Orange County is a unique environment to be engaged in sustainable development organizing. Not only do we have tremendous ecological richness and beauty that should be fervently preserved, we have a social and political environment that has been recalcitrant and resistant to positive change. Orange County has a significant movement of active and engaged citizenry.

This presentation will give you a sense of the breadth and depth of opportunities for creating a sustainable future in Orange County. The goal is to educate, empower, and inspire, so that further connections and collaboration can be achieved.

#3
National Security & Endangered Species

Dr. Tom English
TESSI Endangered Species Institute

This talk examines the impact of the current trends of Extinction of Species on the National Security of the United States. The combination of Global Warming and Deforestation have led to the largest rate of extinction since the demise of the dinosaurs, 65 million years ago. If these trends are not reversed, half the Earth’s plant and animal species will be extinct within this century. These extinctions threaten the human food web, and could lead to global war.

This talk was presented to the White House in February 2010, and to the Office of the Administrator of the US Environmental Protection Agency in May 2010.

#4
Make A Difference 101

Sande Hart
Author, Make a Difference 101

Make A Difference 101 is a fun and empowering workshop where teens and adults alike will leave with actual skills and tools to be effective citizens in their community.They will learn how to create an event from beginning to end or add dynamics to an already existing project that may partake in. With fun and creative activities, we explore the role we play in our community. Everyone makes a difference, so make it good!

#5
California’s Landmark Clean Energy & Climate Solutions Law (AB 32): Opportunities & Threats

Dan Kalb
Union of Concerned Scientists

California has been a leader in enacting important laws in the areas of renewable energy, cleaner cars, and global climate change. One in particular, the Clean Energy and Climate Solutions law (AB 32), enacted in 2006, has been the subject of international acclaim and recognition, lengthy implementation and, more recently, visible criticism.

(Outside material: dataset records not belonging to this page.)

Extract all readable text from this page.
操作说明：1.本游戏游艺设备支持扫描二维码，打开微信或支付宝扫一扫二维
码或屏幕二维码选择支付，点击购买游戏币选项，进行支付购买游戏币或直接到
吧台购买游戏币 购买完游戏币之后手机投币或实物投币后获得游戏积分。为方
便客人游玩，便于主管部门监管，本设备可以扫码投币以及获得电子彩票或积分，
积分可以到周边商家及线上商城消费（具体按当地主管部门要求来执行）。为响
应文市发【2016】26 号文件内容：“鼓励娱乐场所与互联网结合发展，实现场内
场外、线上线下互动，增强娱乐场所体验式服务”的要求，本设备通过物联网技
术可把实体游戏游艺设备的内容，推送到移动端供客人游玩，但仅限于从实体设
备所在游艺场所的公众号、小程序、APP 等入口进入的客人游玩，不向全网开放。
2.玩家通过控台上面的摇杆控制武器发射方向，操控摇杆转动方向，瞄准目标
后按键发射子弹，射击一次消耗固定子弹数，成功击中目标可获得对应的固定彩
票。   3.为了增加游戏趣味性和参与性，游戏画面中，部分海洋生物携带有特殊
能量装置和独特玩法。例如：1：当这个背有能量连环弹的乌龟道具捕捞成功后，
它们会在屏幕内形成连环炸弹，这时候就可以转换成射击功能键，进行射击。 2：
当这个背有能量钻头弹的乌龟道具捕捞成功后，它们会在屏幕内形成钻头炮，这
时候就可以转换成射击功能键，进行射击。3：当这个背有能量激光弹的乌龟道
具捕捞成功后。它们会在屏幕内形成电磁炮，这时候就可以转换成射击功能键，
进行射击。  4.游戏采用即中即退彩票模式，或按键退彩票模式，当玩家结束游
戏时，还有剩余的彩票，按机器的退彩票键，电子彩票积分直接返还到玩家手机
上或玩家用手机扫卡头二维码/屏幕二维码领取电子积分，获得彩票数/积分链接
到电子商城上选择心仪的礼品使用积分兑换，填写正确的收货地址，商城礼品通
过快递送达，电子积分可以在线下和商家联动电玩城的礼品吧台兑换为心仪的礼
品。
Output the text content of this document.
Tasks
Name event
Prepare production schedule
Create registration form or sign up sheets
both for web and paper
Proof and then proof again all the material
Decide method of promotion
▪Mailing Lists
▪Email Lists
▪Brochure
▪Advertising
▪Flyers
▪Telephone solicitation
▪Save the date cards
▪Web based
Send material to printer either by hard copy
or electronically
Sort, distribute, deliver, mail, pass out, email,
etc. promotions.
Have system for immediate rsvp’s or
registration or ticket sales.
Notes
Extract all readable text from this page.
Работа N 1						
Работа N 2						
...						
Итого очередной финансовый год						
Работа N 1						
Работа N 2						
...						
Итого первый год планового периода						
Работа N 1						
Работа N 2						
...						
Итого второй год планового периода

In this workshop, we’ll review and discuss California’s most important energy and climate laws and analyze their implementation and various studies and assertions that have been made about the value and impact of these laws when it comes to air quality, global warming, the creation of green-collar jobs, and the importance of the clean technology sector in our state’s economy.

#6
Transition Town Laguna Beach: A Founding Member’s Story of Personal & Communal Transformation

Michele McCormick, Ph.D.
Transition Town Laguna Beach

In this workshop, Dr. McCormick shares her life-changing experience while living and working with indigenous tribes in Kenya, Canada, El Salvador, and Taos, New Mexico. In the midst of her mid-life crisis, Michele wound down a successful therapy practice in Newport Beach, CA, walked away from the complexity of her life, and traveled to Mombassa, Kenya. There she worked alongside women of the Jibana tribe as they built a women’s community center for cooperative child care and vocational training. The village matriarch led Michele through a rites of passage naming ceremony, and gave her the name “M’Penzi”-- meaning “love” or “loved-one”.

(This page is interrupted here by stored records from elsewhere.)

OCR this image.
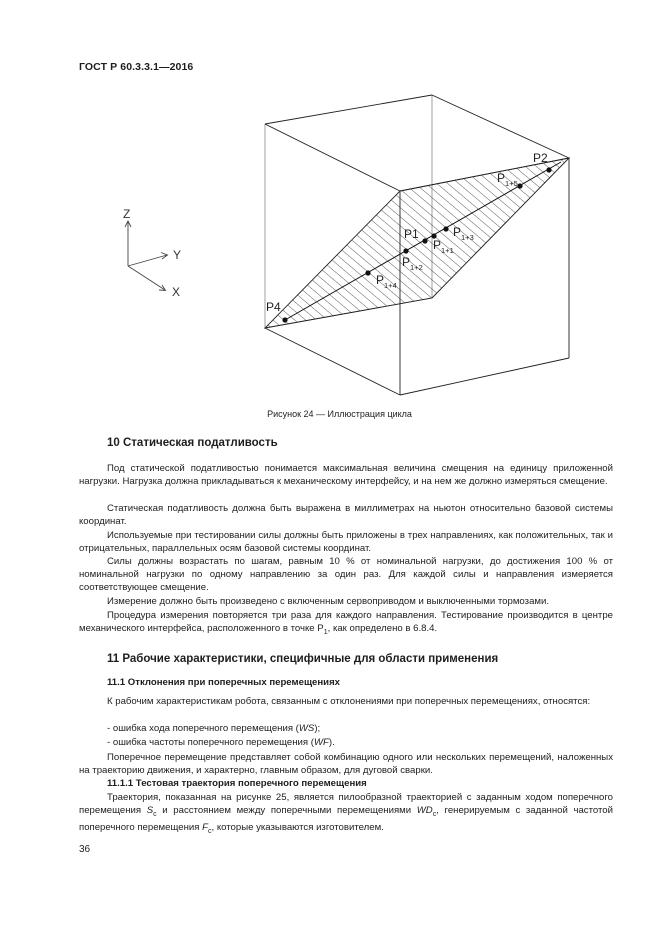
ГОСТ Р 60.3.3.1—2016
P2
P4
P1
$P_{1+5}$
$P_{1+3}$
$P_{1+1}$
$P_{1+2}$
$P_{1+4}$
Z
Y
X
Рисунок 24 — Иллюстрация цикла
10 Статическая податливость
Под статической податливостью понимается максимальная величина смещения на единицу приложенной нагрузки. Нагрузка должна прикладываться к механическому интерфейсу, и на нем же должно измеряться смещение.
Статическая податливость должна быть выражена в миллиметрах на ньютон относительно базовой системы координат.
Используемые при тестировании силы должны быть приложены в трех направлениях, как положительных, так и отрицательных, параллельных осям базовой системы координат.
Силы должны возрастать по шагам, равным 10 % от номинальной нагрузки, до достижения 100 % от номинальной нагрузки по одному направлению за один раз. Для каждой силы и направления измеряется соответствующее смещение.
Измерение должно быть произведено с включенным сервоприводом и выключенными тормозами.
Процедура измерения повторяется три раза для каждого направления. Тестирование производится в центре механического интерфейса, расположенного в точке $P_1$, как определено в 6.8.4.
11 Рабочие характеристики, специфичные для области применения
11.1 Отклонения при поперечных перемещениях
К рабочим характеристикам робота, связанным с отклонениями при поперечных перемещениях, относятся:
- ошибка хода поперечного перемещения (WS);
- ошибка частоты поперечного перемещения (WF).
Поперечное перемещение представляет собой комбинацию одного или нескольких перемещений, наложенных на траекторию движения, и характерно, главным образом, для дуговой сварки.
11.1.1 Тестовая траектория поперечного перемещения
Траектория, показанная на рисунке 25, является пилообразной траекторией с заданным ходом поперечного перемещения $S_c$ и расстоянием между поперечными перемещениями $WD_c$, генерируемым с заданной частотой поперечного перемещения $F_c$, которые указываются изготовителем.
36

Come hear her story of returning to the U.S. in order to integrate and apply lessons learned from the wisdom of these tribal elders who live close to the earth. As a founding member of Transition Laguna Beach, Michele will share how she is living a nature-based, sustainable, even “tribal” life in Orange County through this positive approach to meeting the challenges of climate change and peak oil in an uncertain future.